Internal combustion engines may include water injection systems that inject water from a storage tank into a plurality of locations, including an intake manifold, upstream of engine cylinders, into an intake port, upstream of cylinder intake valves, or directly into engine cylinders. One example of an engine system with multiple injector locations is shown by Brehob et al. in U.S. Pat. No. 7,426,918. Injecting water into the engine intake air may increase fuel economy and engine performance, as well as decrease engine emissions. When water is injected into the engine intake or cylinders, heat is transferred from the intake air and/or engine components to the water. This heat transfer leads to evaporation, which results in cooling. Injecting water into the intake air (e.g., in the intake manifold) lowers both the intake air temperature and a temperature of combustion at the engine cylinders. By cooling the intake air charge, a knock tendency may be decreased without enriching the combustion air-fuel ratio. This may also allow for a higher compression ratio, advanced ignition timing, and decreased exhaust temperature. As a result, fuel efficiency is increased. Additionally, greater volumetric efficiency may lead to increased torque.

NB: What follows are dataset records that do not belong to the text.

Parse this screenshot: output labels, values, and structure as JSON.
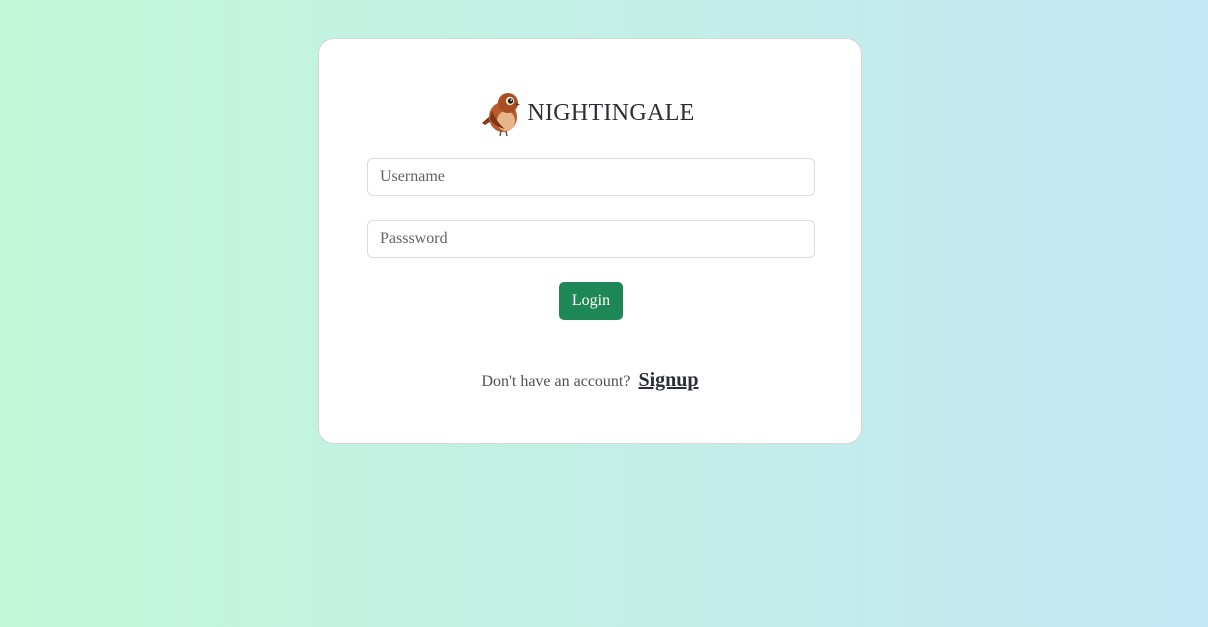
{
  "brand": {
    "name": "NIGHTINGALE",
    "logo_icon": "nightingale-bird-icon"
  },
  "form": {
    "username_placeholder": "Username",
    "username_value": "",
    "password_placeholder": "Passsword",
    "password_value": "",
    "login_label": "Login"
  },
  "signup": {
    "prompt": "Don't have an account?",
    "link_label": "Signup"
  },
  "colors": {
    "background_start": "#c1f8d8",
    "background_end": "#c5e6f5",
    "login_button": "#1d8856",
    "card": "#ffffff"
  }
}
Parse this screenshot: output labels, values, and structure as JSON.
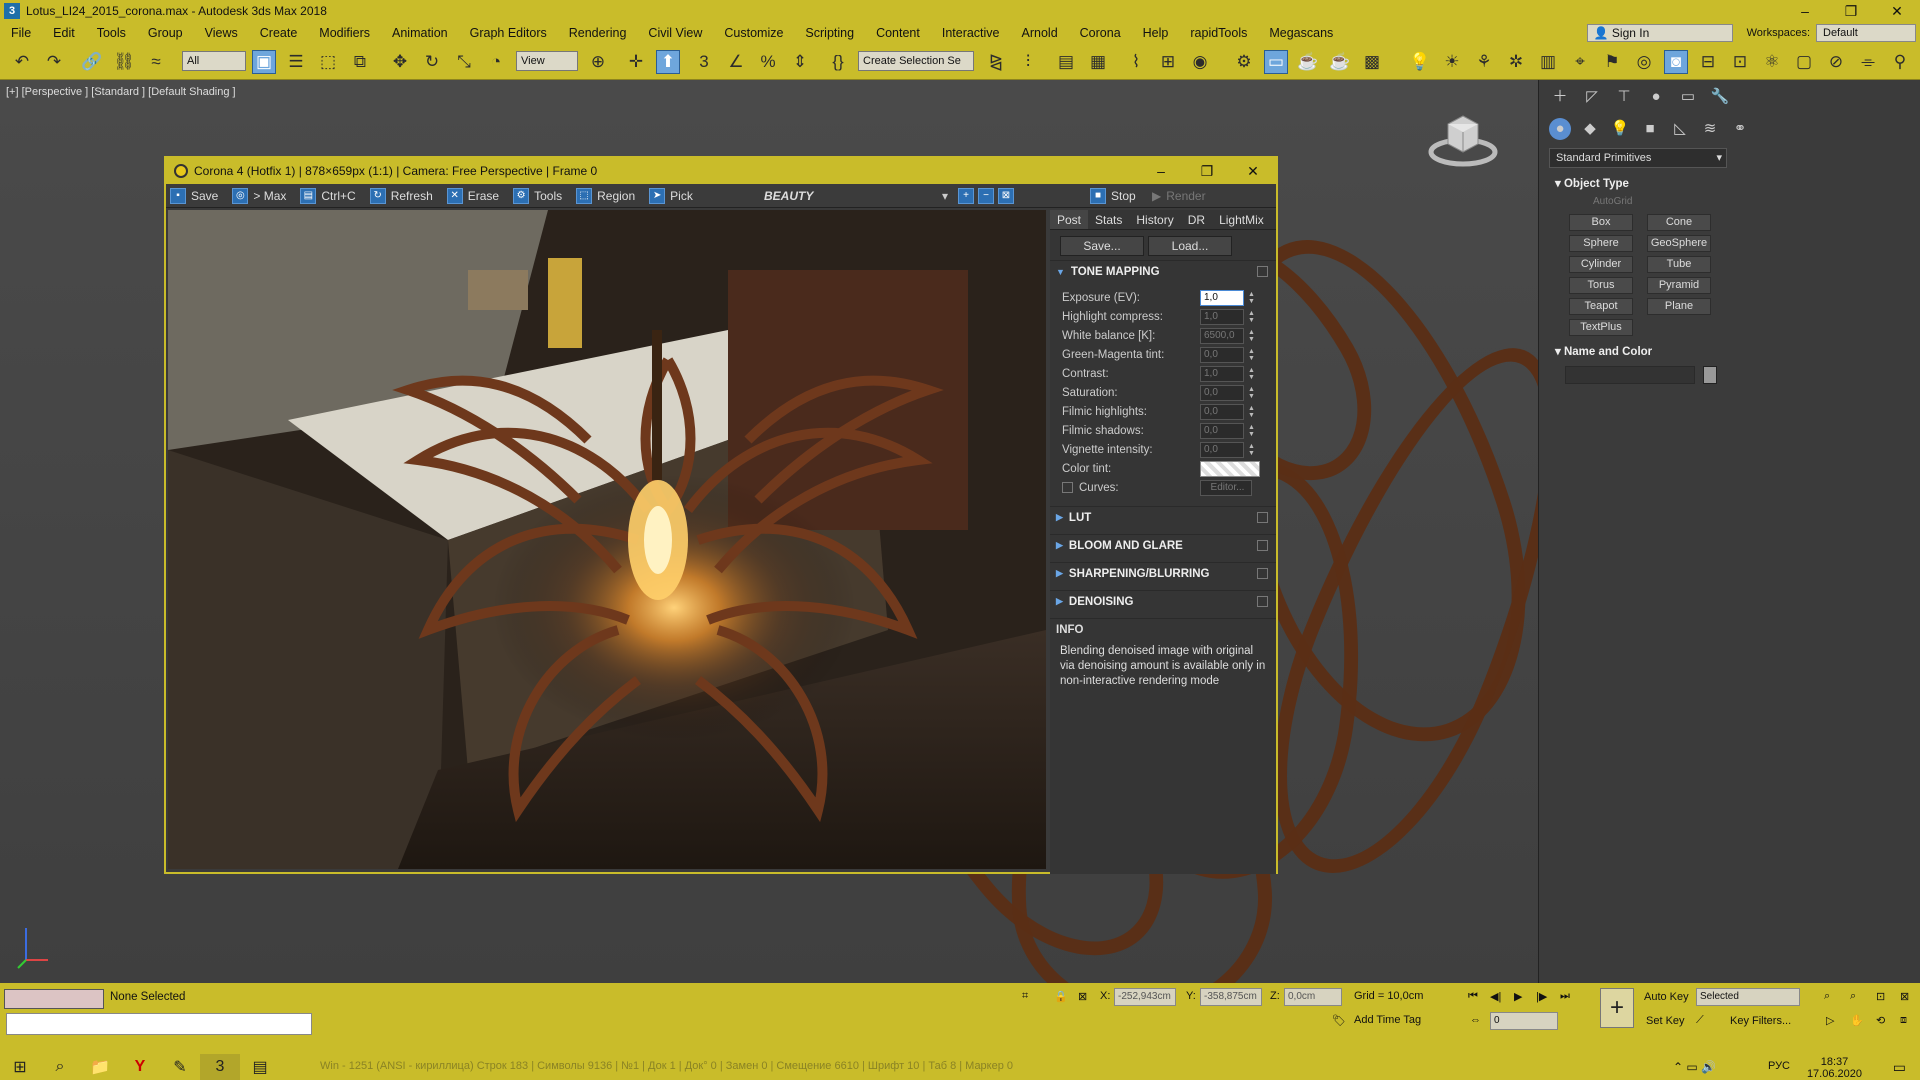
{
  "app": {
    "title": "Lotus_LI24_2015_corona.max - Autodesk 3ds Max 2018",
    "icon_label": "3"
  },
  "window_controls": {
    "minimize": "–",
    "restore": "❐",
    "close": "✕"
  },
  "menu": [
    "File",
    "Edit",
    "Tools",
    "Group",
    "Views",
    "Create",
    "Modifiers",
    "Animation",
    "Graph Editors",
    "Rendering",
    "Civil View",
    "Customize",
    "Scripting",
    "Content",
    "Interactive",
    "Arnold",
    "Corona",
    "Help",
    "rapidTools",
    "Megascans"
  ],
  "account": {
    "sign_in": "Sign In",
    "workspaces_label": "Workspaces:",
    "workspace_value": "Default"
  },
  "toolbar": {
    "filter_value": "All",
    "view_value": "View",
    "selection_set_placeholder": "Create Selection Se"
  },
  "viewport": {
    "label": "[+] [Perspective ] [Standard ] [Default Shading ]"
  },
  "command_panel": {
    "category": "Standard Primitives",
    "object_type_title": "Object Type",
    "autogrid": "AutoGrid",
    "primitives": [
      "Box",
      "Cone",
      "Sphere",
      "GeoSphere",
      "Cylinder",
      "Tube",
      "Torus",
      "Pyramid",
      "Teapot",
      "Plane",
      "TextPlus"
    ],
    "name_color_title": "Name and Color"
  },
  "vfb": {
    "title": "Corona 4 (Hotfix 1) | 878×659px (1:1) | Camera: Free Perspective | Frame 0",
    "tools": {
      "save": "Save",
      "max": "> Max",
      "copy": "Ctrl+C",
      "refresh": "Refresh",
      "erase": "Erase",
      "tools": "Tools",
      "region": "Region",
      "pick": "Pick",
      "stop": "Stop",
      "render": "Render"
    },
    "channel": "BEAUTY",
    "tabs": [
      "Post",
      "Stats",
      "History",
      "DR",
      "LightMix"
    ],
    "save_btn": "Save...",
    "load_btn": "Load...",
    "sections": {
      "tone_mapping": "TONE MAPPING",
      "lut": "LUT",
      "bloom": "BLOOM AND GLARE",
      "sharpening": "SHARPENING/BLURRING",
      "denoising": "DENOISING",
      "info": "INFO"
    },
    "params": [
      {
        "label": "Exposure (EV):",
        "value": "1,0"
      },
      {
        "label": "Highlight compress:",
        "value": "1,0"
      },
      {
        "label": "White balance [K]:",
        "value": "6500,0"
      },
      {
        "label": "Green-Magenta tint:",
        "value": "0,0"
      },
      {
        "label": "Contrast:",
        "value": "1,0"
      },
      {
        "label": "Saturation:",
        "value": "0,0"
      },
      {
        "label": "Filmic highlights:",
        "value": "0,0"
      },
      {
        "label": "Filmic shadows:",
        "value": "0,0"
      },
      {
        "label": "Vignette intensity:",
        "value": "0,0"
      }
    ],
    "color_tint": "Color tint:",
    "curves": "Curves:",
    "curves_editor": "Editor...",
    "info_text": "Blending denoised image with original via denoising amount is available only in non-interactive rendering mode"
  },
  "status": {
    "selection": "None Selected",
    "x_label": "X:",
    "x_value": "-252,943cm",
    "y_label": "Y:",
    "y_value": "-358,875cm",
    "z_label": "Z:",
    "z_value": "0,0cm",
    "grid": "Grid = 10,0cm",
    "add_time_tag": "Add Time Tag",
    "auto_key": "Auto Key",
    "set_key": "Set Key",
    "key_mode": "Selected",
    "key_filters": "Key Filters...",
    "frame": "0"
  },
  "taskbar": {
    "faint_text": "Win - 1251 (ANSI - кириллица)                     Строк 183 | Символы 9136 | №1 | Док 1 | Док° 0 | Замен 0 | Смещение 6610 | Шрифт 10 | Таб 8 | Маркер 0",
    "lang": "РУС",
    "time": "18:37",
    "date": "17.06.2020"
  }
}
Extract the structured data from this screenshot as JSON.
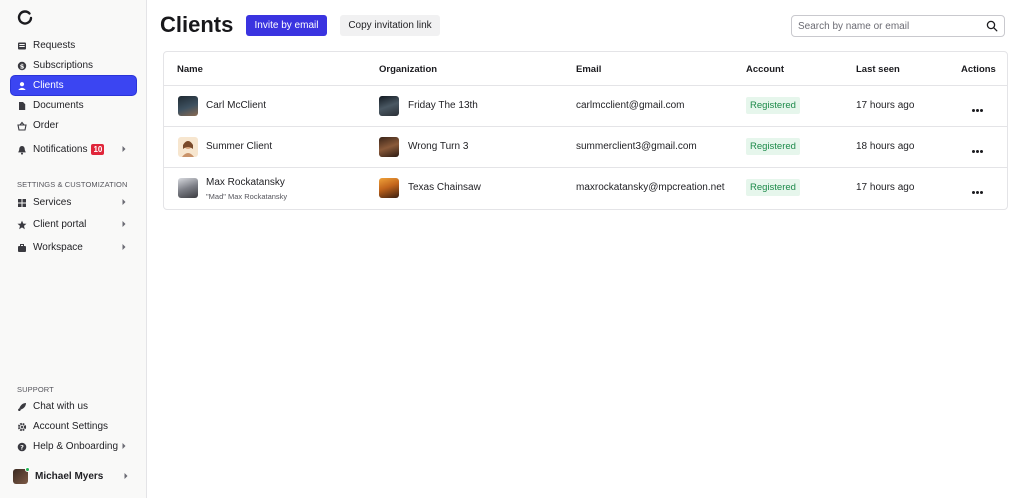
{
  "sidebar": {
    "nav": [
      {
        "label": "Requests",
        "icon": "inbox-icon"
      },
      {
        "label": "Subscriptions",
        "icon": "dollar-icon"
      },
      {
        "label": "Clients",
        "icon": "user-icon",
        "active": true
      },
      {
        "label": "Documents",
        "icon": "document-icon"
      },
      {
        "label": "Order",
        "icon": "basket-icon"
      },
      {
        "label": "Notifications",
        "icon": "bell-icon",
        "badge": "10"
      }
    ],
    "settings_label": "SETTINGS & CUSTOMIZATION",
    "settings": [
      {
        "label": "Services",
        "icon": "grid-icon"
      },
      {
        "label": "Client portal",
        "icon": "star-icon"
      },
      {
        "label": "Workspace",
        "icon": "briefcase-icon"
      }
    ],
    "support_label": "SUPPORT",
    "support": [
      {
        "label": "Chat with us",
        "icon": "rocket-icon"
      },
      {
        "label": "Account Settings",
        "icon": "gear-icon"
      },
      {
        "label": "Help & Onboarding",
        "icon": "help-icon"
      }
    ],
    "user": {
      "name": "Michael Myers"
    }
  },
  "header": {
    "title": "Clients",
    "invite_label": "Invite by email",
    "copy_label": "Copy invitation link",
    "search_placeholder": "Search by name or email"
  },
  "table": {
    "columns": [
      "Name",
      "Organization",
      "Email",
      "Account",
      "Last seen",
      "Actions"
    ],
    "rows": [
      {
        "name": "Carl McClient",
        "subtitle": "",
        "organization": "Friday The 13th",
        "email": "carlmcclient@gmail.com",
        "account": "Registered",
        "last_seen": "17 hours ago"
      },
      {
        "name": "Summer Client",
        "subtitle": "",
        "organization": "Wrong Turn 3",
        "email": "summerclient3@gmail.com",
        "account": "Registered",
        "last_seen": "18 hours ago"
      },
      {
        "name": "Max Rockatansky",
        "subtitle": "\"Mad\" Max Rockatansky",
        "organization": "Texas Chainsaw",
        "email": "maxrockatansky@mpcreation.net",
        "account": "Registered",
        "last_seen": "17 hours ago"
      }
    ]
  },
  "colors": {
    "accent": "#3a33e0",
    "active_nav": "#3b45f2",
    "status_text": "#1d8a4a",
    "status_bg": "#e6f6ec",
    "badge": "#e0263a"
  }
}
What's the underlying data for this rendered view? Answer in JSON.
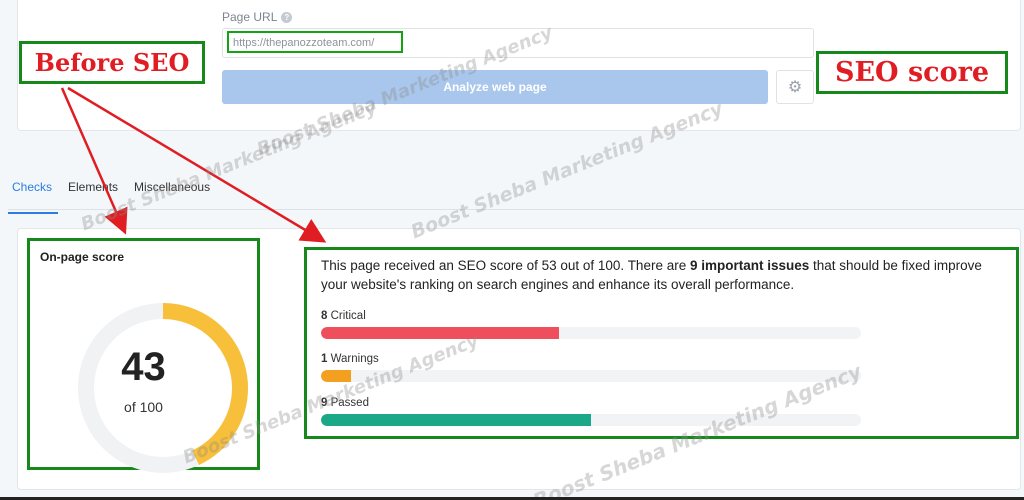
{
  "form": {
    "url_label": "Page URL",
    "url_help": "?",
    "url_value": "https://thepanozzoteam.com/",
    "analyze_label": "Analyze web page",
    "settings_icon": "gear-icon"
  },
  "callouts": {
    "before": "Before SEO",
    "score": "SEO score"
  },
  "tabs": [
    {
      "label": "Checks",
      "active": true
    },
    {
      "label": "Elements",
      "active": false
    },
    {
      "label": "Miscellaneous",
      "active": false
    }
  ],
  "score": {
    "title": "On-page score",
    "value": "43",
    "of": "of 100",
    "fraction": 0.43,
    "color": "#f7bf3a"
  },
  "summary": {
    "pre": "This page received an SEO score of 53 out of 100. There are ",
    "bold": "9 important issues",
    "post": " that should be fixed improve your website's ranking on search engines and enhance its overall performance."
  },
  "metrics": [
    {
      "count": "8",
      "label": "Critical",
      "fraction": 0.44,
      "color": "#ef4f5d"
    },
    {
      "count": "1",
      "label": "Warnings",
      "fraction": 0.055,
      "color": "#f3a020"
    },
    {
      "count": "9",
      "label": "Passed",
      "fraction": 0.5,
      "color": "#1aa889"
    }
  ],
  "watermark": "Boost Sheba Marketing Agency"
}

However, water injection benefits may be limited by the relative humidity of the aircharge. As an example, the charge cooling effect of the water injection relies on the evaporative cooling of the injected water. However, when the air is humid, a smaller fraction of the injected water is able to evaporate, resulting in less charge cooling. The charge dilution effect of the water injection, on the other hand, relies on the presence of water dispersed in warmer air, which improves during humid conditions.
The inventors herein have further recognized that coolant flow through a charge air cooler (CAC) is used to maintain the temperature of aircharge exiting the cooler. During conditions when boost is provided by the upstream compressor, aircharge entering the cooler is hot, and the coolant flow cools the aircharge before it enters the engine. In other words, the CAC operates in a cooling mode with heat flowing from the aircharge into the coolant. However, during conditions when the aircharge entering the cooler is cold, coolant flow through the charge air cooler may be used to warm the aircharge. In other words, the charge air cooler will operate in a heating mode with heat flowing from the coolant into the aircharge. Consequently, water injection benefits may be improved by injecting water upstream of a charge air cooler during dry and cold ambient conditions while injecting water downstream of the charge air cooler during humid or warm conditions. By leveraging the different directions of heat flow at the CAC, during cold and dry conditions, a pre-CAC water injection may be used to heat and humidity the air delivered to the engine. In comparison, during hot conditions, a post-CAC water injection may be used to provide charge cooling. One example engine method includes: injecting a larger proportion of water upstream of a charge air cooler while operating the cooler in a heating mode; and injecting a larger proportion of water downstream of the charge air cooler while operating the cooler in a cooling mode.
As an example, in response to an engine dilution demand received while the engine is operated with natural aspiration, a water injection amount required to address the engine dilution demand may be determined. If the ambient conditions are dry and cold at the time of the engine dilution demand (such as when a vehicle is driving through desert regions), a larger portion of the determined water injection amount may be injected into the engine, upstream of a CAC, and a remaining, smaller portion of the determined water injection amount may be injected downstream of the CAC. In comparison, in response to an engine cooling demand (such as for knock relief) received while the engine is operated with boost, a water injection amount required to engine cooling may be determined. If the ambient conditions are warm or hot at the time of the engine cooling demand, a larger portion of the determined water injection amount may be injected into the engine, downstream of the CAC, and a remaining, smaller portion of the determined water injection amount may be directly injected into an engine cylinder or upstream of the CAC. In each case, the amount of water injected may be adjusted taking into account the condensate level at the CAC so as to reduce the likelihood of condensate-induced misfire events.
In this way, water injection benefits can be extended by using airflow through a CAC during cold, dry conditions in conjunction with water injection at a pre-CAC location to heat and humidify an aircharge before delivering it to an engine. By injecting the water at a pre-CAC location, the heat of evaporation is added to the water, increasing the overall amount of water that can be injected into the engine (relative to a post-CAC location), thereby enhancing the charge dilution effect of the water injection. By drawing heat out of coolant circulating through the CAC during cold ambient conditions, the aircharge can be heated upon passage through the CAC, without the need for a dedicated heater. By using airflow through the CAC during hot, boosted conditions in conjunction with water injection at a post-CAC location to cool the aircharge before delivering it to an engine, the charge cooling ability of the water injection is improved. By providing knock relief via a charge cooling water injection, reliance on spark retard usage is reduced, improving fuel economy.
It should be understood that the summary above is provided to introduce in simplified form a selection of concepts that are further described in the detailed description. It is not meant to identify key or essential features of the claimed subject matter, the scope of which is defined uniquely by the claims that follow the detailed description. Furthermore, the claimed subject matter is not limited to implementations that solve any disadvantages noted above or in any part of this disclosure.